While these questions percolate, I continue to look at my students and try to find practical ways to meet them as individuals and as a group through relating to them, guiding them, and designing and pacing the work we do together.  I continue to explore how astrology can serve on a practical level to meet these human needs and questions in education, or if it’s little more than grabbing at straws.

My major area of interest is simple to explain.  A class of students born in the same year would all have very similar Jupiter and Saturn placements, so it would seem some generalizations can be made about a cohort of students.  I’ve also been very interested to study the Moon and Mercury placements of individual students, as much work was done on the study of how people process information, or “mental chemistry” by Marc Edmund Jones, a famous astrologer which would seem applicable to teachers.
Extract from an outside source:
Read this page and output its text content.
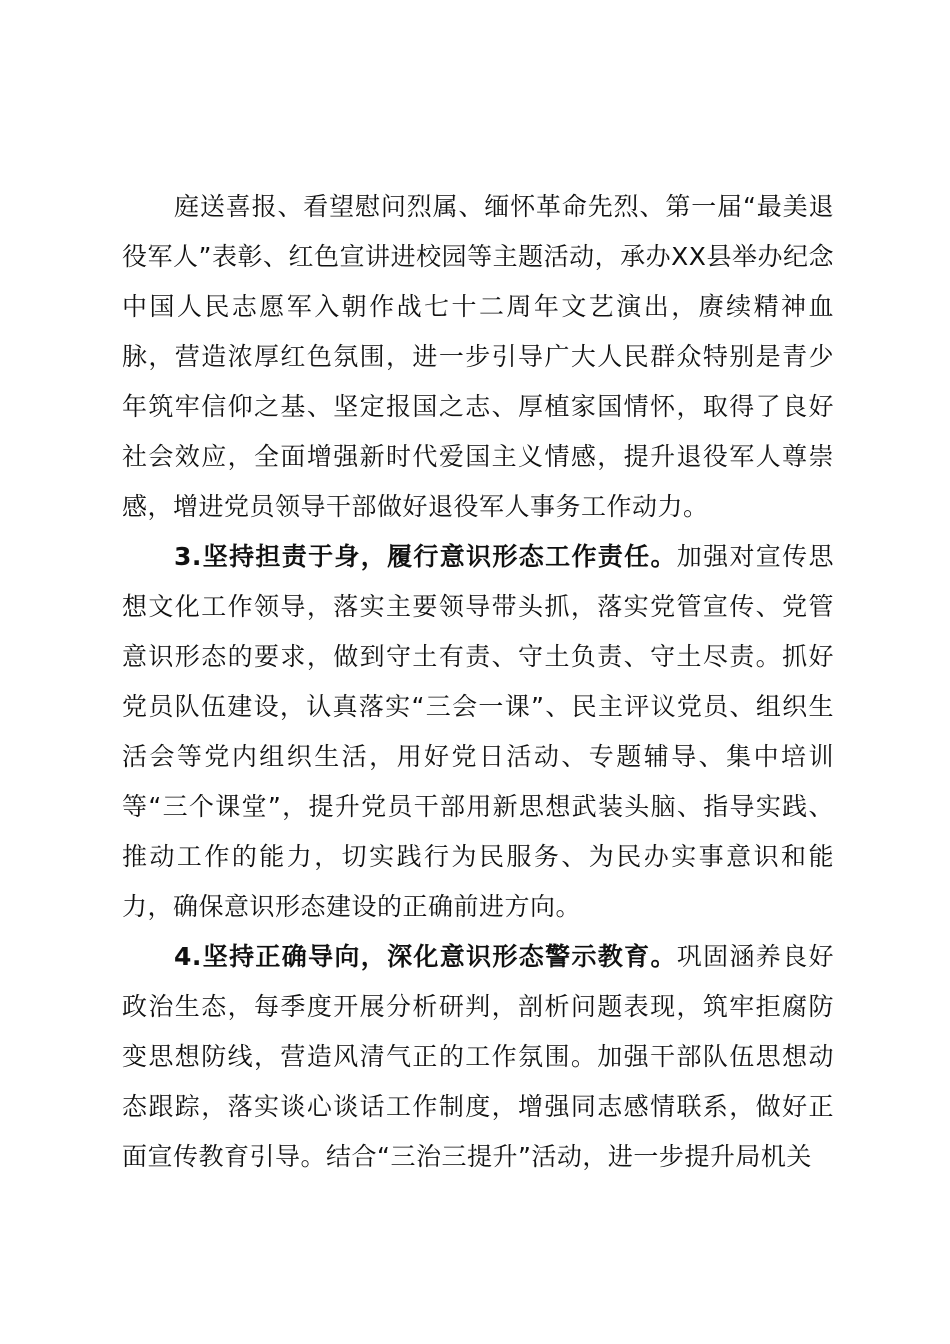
庭送喜报、看望慰问烈属、缅怀革命先烈、第一届“最美退役军人”表彰、红色宣讲进校园等主题活动，承办XX县举办纪念中国人民志愿军入朝作战七十二周年文艺演出，赓续精神血脉，营造浓厚红色氛围，进一步引导广大人民群众特别是青少年筑牢信仰之基、坚定报国之志、厚植家国情怀，取得了良好社会效应，全面增强新时代爱国主义情感，提升退役军人尊崇感，增进党员领导干部做好退役军人事务工作动力。

3.坚持担责于身，履行意识形态工作责任。加强对宣传思想文化工作领导，落实主要领导带头抓，落实党管宣传、党管意识形态的要求，做到守土有责、守土负责、守土尽责。抓好党员队伍建设，认真落实“三会一课”、民主评议党员、组织生活会等党内组织生活，用好党日活动、专题辅导、集中培训等“三个课堂”，提升党员干部用新思想武装头脑、指导实践、推动工作的能力，切实践行为民服务、为民办实事意识和能力，确保意识形态建设的正确前进方向。

4.坚持正确导向，深化意识形态警示教育。巩固涵养良好政治生态，每季度开展分析研判，剖析问题表现，筑牢拒腐防变思想防线，营造风清气正的工作氛围。加强干部队伍思想动态跟踪，落实谈心谈话工作制度，增强同志感情联系，做好正面宣传教育引导。结合“三治三提升”活动，进一步提升局机关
So, for me, all these ties together: Music, Astrology, Education.  More is there of course, like the moon phase at the time of birth which also brings out some helpful group qualities and individual characterizations and I am sure there is much more than these few things which astrology could bring to education, but these are the big elephants in room in my mind.  I’ve found one published teacher/astrologer online, though I have yet to read her publications.

I’ve thought about writing about these things and publishing them as e-books, or posting them to the popular TpT, Teacher Pay Teacher website for sale, though these are mere curiosities at this point.  I am still at the place of exploring this vast terrain, experimenting, and rudimentary application in my own classroom laboratory.  In my view, if something isn’t immediately applicable to a classroom or an immediate need, teachers are just not that patient or interested.  They have a total of nine seconds to have their lesson planned and prepped for the next day. They are very pressed for time.   On top of that, teachers are famous bandwagon jumpers.   So, in the end, I usually leave behind my temptation to turn this interest into a business and I go back to astrology and music as just a serious interest of mine, with potential to serve or help others.  There is also stubborn prejudice against anything which smacks of occultism, especially in Texas.  I have a long way to go to offer anything that feels safe on a professional level, or useful to other teachers, or seriously tangible. I don’t want to be part of some teaching fad and I truly loathe self-promotion, so I get quickly turned off thinking about things in terms of “business plans,” it all starts to feel cheap and gimmicky.   What really interests me is furthering common good and increasing knowledge, improving practices, helping students with cosmic knowledge that is applicable in the real world.  This is the type of goal often can’t serve two masters.